What a Positive Result Means for Delivery

If your GBS culture comes back positive, the standard approach is to receive antibiotics through an IV once labor begins. This is called intrapartum antibiotic prophylaxis. The antibiotics work by reducing the amount of GBS bacteria in the birth canal so the baby is far less likely to be exposed during delivery. They’re most effective when given at least four hours before birth, which is why your provider will want to start them early in active labor.

About 18% of pregnant women worldwide carry GBS, so a positive result is common and not a cause for alarm. You won’t need to take oral antibiotics during pregnancy. Treatment before labor isn’t effective because GBS recolonizes quickly from the gut. The only window that matters is the hours surrounding delivery itself.

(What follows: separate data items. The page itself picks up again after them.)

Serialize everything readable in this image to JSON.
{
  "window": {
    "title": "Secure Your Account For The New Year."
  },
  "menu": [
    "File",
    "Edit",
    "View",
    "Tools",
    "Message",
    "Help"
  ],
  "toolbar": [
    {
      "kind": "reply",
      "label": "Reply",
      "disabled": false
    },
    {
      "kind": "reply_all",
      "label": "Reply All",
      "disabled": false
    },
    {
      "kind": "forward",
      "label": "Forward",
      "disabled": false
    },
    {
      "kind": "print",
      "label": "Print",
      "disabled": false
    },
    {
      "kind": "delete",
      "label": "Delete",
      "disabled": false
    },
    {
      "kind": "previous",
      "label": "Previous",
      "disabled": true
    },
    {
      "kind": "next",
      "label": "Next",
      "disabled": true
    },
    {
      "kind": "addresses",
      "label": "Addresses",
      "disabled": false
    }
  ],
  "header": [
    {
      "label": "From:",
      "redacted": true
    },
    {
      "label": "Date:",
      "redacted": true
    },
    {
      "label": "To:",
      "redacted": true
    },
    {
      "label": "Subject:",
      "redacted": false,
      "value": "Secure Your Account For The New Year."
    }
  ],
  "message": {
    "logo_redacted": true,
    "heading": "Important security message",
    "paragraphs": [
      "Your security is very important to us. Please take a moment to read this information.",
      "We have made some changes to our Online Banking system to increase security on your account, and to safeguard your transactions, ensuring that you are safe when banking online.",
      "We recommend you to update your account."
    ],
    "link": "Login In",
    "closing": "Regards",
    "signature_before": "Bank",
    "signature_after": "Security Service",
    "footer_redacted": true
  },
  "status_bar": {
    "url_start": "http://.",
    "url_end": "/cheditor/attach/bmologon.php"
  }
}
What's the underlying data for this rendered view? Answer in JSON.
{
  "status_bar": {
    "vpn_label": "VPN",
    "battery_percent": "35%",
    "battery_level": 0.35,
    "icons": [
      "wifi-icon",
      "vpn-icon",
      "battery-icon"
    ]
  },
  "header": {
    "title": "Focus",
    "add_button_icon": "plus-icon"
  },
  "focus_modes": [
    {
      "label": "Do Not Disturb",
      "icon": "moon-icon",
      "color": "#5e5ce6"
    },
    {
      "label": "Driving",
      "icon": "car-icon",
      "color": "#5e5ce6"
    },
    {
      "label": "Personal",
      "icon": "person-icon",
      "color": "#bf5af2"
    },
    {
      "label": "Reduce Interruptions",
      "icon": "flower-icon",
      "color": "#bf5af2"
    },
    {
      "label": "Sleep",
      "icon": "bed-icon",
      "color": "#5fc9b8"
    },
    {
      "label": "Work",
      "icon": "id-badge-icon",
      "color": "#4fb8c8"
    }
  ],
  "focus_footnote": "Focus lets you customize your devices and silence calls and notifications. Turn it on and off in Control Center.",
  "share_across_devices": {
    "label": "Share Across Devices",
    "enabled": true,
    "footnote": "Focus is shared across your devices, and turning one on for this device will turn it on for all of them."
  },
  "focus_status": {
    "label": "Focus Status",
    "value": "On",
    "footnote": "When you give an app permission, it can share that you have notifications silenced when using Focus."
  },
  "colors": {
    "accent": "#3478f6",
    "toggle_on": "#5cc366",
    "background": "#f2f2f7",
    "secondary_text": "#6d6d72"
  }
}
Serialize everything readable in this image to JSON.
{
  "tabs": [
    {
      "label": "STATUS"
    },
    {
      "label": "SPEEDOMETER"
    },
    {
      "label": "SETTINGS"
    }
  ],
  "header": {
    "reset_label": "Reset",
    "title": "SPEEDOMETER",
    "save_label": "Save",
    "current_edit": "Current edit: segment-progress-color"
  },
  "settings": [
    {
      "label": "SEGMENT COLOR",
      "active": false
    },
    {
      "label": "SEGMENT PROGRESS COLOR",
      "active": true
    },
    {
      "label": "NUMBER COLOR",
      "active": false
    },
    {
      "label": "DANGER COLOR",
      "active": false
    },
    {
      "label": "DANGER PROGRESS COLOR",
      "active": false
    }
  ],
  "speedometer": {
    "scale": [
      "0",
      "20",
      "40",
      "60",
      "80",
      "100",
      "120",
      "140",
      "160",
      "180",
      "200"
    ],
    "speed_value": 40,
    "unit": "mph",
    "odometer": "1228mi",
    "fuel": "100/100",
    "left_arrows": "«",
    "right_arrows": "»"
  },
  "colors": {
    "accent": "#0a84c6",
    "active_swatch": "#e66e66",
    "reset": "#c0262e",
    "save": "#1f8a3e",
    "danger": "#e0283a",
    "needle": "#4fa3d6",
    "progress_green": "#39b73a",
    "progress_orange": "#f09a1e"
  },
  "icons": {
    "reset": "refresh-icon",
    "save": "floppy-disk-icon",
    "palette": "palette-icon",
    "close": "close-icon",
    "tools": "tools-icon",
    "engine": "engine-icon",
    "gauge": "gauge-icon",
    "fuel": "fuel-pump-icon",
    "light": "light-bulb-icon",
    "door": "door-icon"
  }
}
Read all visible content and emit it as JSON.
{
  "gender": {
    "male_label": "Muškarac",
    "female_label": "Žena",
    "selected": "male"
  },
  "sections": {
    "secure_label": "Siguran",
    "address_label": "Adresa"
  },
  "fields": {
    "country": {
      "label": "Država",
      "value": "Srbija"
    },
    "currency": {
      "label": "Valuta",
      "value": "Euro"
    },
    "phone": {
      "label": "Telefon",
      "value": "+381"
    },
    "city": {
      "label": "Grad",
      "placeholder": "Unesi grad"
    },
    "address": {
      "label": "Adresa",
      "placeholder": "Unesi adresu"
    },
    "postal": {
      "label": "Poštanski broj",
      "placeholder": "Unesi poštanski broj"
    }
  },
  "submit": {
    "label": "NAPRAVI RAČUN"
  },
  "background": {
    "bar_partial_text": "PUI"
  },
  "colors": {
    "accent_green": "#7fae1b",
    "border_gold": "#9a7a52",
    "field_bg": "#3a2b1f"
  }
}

A positive result also doesn’t change how or where you can deliver. It simply adds the IV antibiotic step to your birth plan. If you have a scheduled cesarean section before labor begins and before your water breaks, antibiotics for GBS are generally not needed, since the baby won’t pass through the birth canal.

GBS Testing Outside of Pregnancy

While pregnancy screening is by far the most common reason for a GBS culture, the test is sometimes used in other situations. GBS can cause infections in adults, particularly older adults, people with diabetes, and those with weakened immune systems. In these cases, GBS cultures may be ordered from blood, urine, wound sites, or spinal fluid depending on where the infection is suspected.

Symptoms of GBS infection in adults vary by location. A bloodstream infection causes fever, chills, and low alertness. A lung infection brings cough, difficulty breathing, and chest pain. Skin and soft tissue infections appear as red, swollen, warm areas that may drain pus. Bone and joint infections cause localized pain, swelling, and stiffness. These infections are treated with antibiotics tailored to the site and severity, and they are distinct from the harmless colonization that pregnancy screening detects.